Но у ГПУ 20-х годов таких сдержек еще не было. Оно не раз шло на силовые операции по ликвидации сотрудников западных спецслужб, особенно если те работали по долгу службы или уже в годы отставки с российской эмиграцией, помогая ей борьбе против СССР. Так было с застреленным чекистами в Петрограде в 1918 году сотрудником британской военной разведки Кроми, ключевым участником «заговора Локкарта». Так было, как подозревают многие исследователи истории спецслужб, с английским разведчиком из МИ-6 Личем, работавшим в контакте с РОВС и перевербовавшим советского разведчика Навашина, – в загадочном похищении и убийстве Лича в 1937 году в Монако тоже видят «руку Москвы». Так это произошло и с попавшим в руки чекистов Рейли, авторство в ликвидации которого после операции по выманиванию на территорию СССР советское ГПУ с самого начала и не думало отрицать, запутывая только в оперативных планах картину всей операции.

Рейли был заманен к границе Советского Союза и здесь захвачен в 1925 году, чуть позднее Савинкова, и это было частью операции «Трест». От основной массы жертв «Треста» из числа русских эмигрантов Рейли отличался именно своим иностранным происхождением и принадлежностью к британской спецслужбе.

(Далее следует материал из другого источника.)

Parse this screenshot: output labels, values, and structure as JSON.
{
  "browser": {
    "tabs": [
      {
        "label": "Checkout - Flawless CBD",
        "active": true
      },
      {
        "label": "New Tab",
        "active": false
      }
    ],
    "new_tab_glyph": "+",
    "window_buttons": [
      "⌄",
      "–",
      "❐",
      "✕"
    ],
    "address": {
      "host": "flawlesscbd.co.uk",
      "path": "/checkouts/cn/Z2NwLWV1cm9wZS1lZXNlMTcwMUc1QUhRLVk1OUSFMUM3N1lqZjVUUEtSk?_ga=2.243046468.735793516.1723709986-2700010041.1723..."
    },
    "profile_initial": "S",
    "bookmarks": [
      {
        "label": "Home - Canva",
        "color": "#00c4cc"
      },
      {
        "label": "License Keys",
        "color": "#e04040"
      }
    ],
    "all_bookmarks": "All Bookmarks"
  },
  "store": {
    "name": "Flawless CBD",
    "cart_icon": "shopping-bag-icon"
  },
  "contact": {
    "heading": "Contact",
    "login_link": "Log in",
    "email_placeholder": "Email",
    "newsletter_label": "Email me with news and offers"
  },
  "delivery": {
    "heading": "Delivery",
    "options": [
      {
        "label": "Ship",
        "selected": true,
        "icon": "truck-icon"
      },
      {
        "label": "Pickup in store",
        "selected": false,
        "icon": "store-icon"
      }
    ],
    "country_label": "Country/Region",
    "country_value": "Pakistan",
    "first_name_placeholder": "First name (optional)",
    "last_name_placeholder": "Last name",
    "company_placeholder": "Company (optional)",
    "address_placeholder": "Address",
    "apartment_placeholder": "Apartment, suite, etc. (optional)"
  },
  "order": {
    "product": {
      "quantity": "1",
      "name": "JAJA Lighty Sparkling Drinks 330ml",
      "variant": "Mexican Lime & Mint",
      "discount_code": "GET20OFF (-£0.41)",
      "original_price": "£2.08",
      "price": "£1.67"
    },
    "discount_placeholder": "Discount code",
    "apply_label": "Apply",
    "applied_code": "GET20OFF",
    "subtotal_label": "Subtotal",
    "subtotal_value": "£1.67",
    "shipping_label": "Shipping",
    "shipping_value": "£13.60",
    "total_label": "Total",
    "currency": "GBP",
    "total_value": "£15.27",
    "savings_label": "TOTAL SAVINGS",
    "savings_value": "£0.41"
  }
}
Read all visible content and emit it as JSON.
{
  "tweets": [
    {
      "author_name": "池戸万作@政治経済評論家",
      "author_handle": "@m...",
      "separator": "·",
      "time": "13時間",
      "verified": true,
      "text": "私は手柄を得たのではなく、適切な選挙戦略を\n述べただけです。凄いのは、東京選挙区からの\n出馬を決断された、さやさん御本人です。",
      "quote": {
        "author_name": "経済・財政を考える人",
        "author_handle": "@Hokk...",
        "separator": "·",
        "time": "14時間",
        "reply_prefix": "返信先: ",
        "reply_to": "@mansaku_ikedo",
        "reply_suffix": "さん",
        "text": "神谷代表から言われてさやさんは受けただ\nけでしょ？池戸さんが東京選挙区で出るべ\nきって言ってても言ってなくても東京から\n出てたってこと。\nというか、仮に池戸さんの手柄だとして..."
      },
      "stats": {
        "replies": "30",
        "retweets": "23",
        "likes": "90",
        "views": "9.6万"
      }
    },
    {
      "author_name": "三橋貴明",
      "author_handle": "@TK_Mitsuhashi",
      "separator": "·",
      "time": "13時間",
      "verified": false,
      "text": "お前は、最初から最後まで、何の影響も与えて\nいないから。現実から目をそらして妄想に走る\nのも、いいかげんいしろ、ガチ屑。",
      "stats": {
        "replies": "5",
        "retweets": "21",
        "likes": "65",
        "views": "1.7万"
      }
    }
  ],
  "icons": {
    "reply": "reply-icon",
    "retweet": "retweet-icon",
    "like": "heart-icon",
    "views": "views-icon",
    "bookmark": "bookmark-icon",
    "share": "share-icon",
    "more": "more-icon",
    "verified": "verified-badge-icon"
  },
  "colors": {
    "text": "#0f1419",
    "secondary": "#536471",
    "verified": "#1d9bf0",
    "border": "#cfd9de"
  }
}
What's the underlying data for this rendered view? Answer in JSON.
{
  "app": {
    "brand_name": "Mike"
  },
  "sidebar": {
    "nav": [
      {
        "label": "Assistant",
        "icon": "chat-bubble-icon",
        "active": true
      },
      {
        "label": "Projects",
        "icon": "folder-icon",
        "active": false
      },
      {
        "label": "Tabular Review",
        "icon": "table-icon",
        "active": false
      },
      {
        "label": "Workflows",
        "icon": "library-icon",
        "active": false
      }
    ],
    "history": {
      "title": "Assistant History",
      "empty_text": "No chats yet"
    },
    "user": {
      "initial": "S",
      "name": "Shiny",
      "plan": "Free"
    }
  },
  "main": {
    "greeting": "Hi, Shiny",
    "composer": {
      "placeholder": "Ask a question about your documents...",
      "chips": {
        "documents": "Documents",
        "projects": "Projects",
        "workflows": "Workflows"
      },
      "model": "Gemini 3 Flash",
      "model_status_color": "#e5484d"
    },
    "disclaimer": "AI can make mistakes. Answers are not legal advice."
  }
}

Рейли также поверил в существование внутри СССР подпольной организации, также ринулся сюда, и уже после прохода «окна» на советско-финской границе, специально открытого ГПУ, оказался в руках чекистов, от которых в 1918 году сумел ускользнуть после охоты на него по делу Локкарта. Этот уникальный человек был просто легендой в мире разведки начала ХХ века, многие до сих пор считают его непревзойденным мастером шпионской интриги, а его имя по-прежнему окутано множеством тайн. Уроженец Одессы, Георгий Розенблюм в юности эмигрировал из России и скитался по миру в качестве странствующего авантюриста, пока не стал сотрудником британской внешней разведки МИ-6, приняв с католичеством и британским паспортом имя Сидней и взяв у очередной супруги ее ирландскую фамилию Рейли. Он выполнял секретные задания британской разведки в Китае, Южной Африке, Индии, Латинской Америке, в тылу германской армии в годы Первой мировой войны.

Но настоящую славу обрел в годы своей разведывательной работы в Советской России. Он был в 1918 году сердцем «заговора Локкарта», который хотя и был затем раздут до невероятных размеров за счет чекистской провокации с «изменившими Ленину латышами», но существовал в реальности. Вместе с консулом Локкартом, резидентом МИ-6 в Советской России Бойсом, разведчиком Хиллом, резидентом французской разведки Вертамоном и его коллегой из разведки США Каламатиано Рейли метался тогда между Москвой и Петроградом с поддельным чекистским мандатом на фамилию Релинский, сколачивая боевые группы из белых офицеров и эсеров, сумев затем тайно бежать из России.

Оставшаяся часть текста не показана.